The Mudcat Café TM
Thread #5862   Message #339470
Posted By: Little Hawk
12-Nov-00 - 10:46 PM
Thread Name: Origins: Jutland (Les Sullivan)
Subject: RE: battle of jutland
The Battle of Jutland was an interesting case of a battle where both sides claimed victory. The German fleet had hoped to catch a portion of the British fleet and destroy it, while avoiding contact with the main body. The entire British fleet was simply too numerous for the German High Seas fleet to take on. The Germans came close to achieving their objective in the early stage of Jutland, sinking 2 British battlecruisers, but then found themselves shortly under the guns of the British main body of battleships. Only the famed "battle turn-away manuever" saved them from utter disaster. It was a maneuver considered too dangerous for practicality by the British, but it worked for the Germans. They spent the rest of the evening and the night that followed, desperately trying to reach safe waters, and eventually did.

Tactically, the battle was more or less a draw.

In terms of ships sunk, it was a German victory.

In terms of strategic result (the most important aspect) it was a British victory.

The Germans made 1 or 2 unenthusiastic forays after Jutland, and returned quickly to harbour without engaging the British.
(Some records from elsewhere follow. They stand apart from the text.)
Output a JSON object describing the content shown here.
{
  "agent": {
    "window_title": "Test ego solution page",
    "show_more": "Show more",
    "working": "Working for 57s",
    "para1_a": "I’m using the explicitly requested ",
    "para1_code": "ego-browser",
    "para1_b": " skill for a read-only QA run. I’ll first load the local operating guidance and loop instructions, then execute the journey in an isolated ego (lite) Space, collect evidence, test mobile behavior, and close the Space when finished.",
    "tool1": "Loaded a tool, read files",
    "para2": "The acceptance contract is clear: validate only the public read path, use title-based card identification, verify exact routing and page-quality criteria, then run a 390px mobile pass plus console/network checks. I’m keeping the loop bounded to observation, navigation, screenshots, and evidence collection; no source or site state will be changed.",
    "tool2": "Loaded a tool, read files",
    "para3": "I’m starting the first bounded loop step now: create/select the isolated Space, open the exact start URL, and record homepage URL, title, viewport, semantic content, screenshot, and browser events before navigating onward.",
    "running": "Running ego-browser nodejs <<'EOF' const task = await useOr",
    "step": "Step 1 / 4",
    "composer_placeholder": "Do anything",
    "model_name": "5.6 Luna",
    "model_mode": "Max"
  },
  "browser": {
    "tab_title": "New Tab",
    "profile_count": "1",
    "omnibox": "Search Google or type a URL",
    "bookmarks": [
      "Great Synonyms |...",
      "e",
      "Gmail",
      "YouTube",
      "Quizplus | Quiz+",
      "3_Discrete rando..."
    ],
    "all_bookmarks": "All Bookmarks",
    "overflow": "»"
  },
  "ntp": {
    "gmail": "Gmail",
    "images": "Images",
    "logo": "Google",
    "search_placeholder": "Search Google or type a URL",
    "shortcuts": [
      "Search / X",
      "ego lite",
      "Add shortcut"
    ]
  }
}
It was plain to both the German commanders and sailors that the British fleet was too strong for them. When they were ordered to sea in the last days of the war (which was clearly lost) the naval troops mutinied and siezed the ships. These same ships were later sailed sadly to internment at Scapa Flow (British base in Scotland), and not much later were scuttled there by their own crews in a last act of defiance. It was a miserable end for a once proud fleet which always showed bravery and deserved a better fate.

I had the old Avalon Hill game "Jutland" and played it numerous times with friends. The Germans had individually tougher ships, but they simply could not win, because they didn't have enough of them. As for the British, they had tradition and experience on their side, as well as numbers...they were certainly the world's most effective fleet at that time, no doubt of that.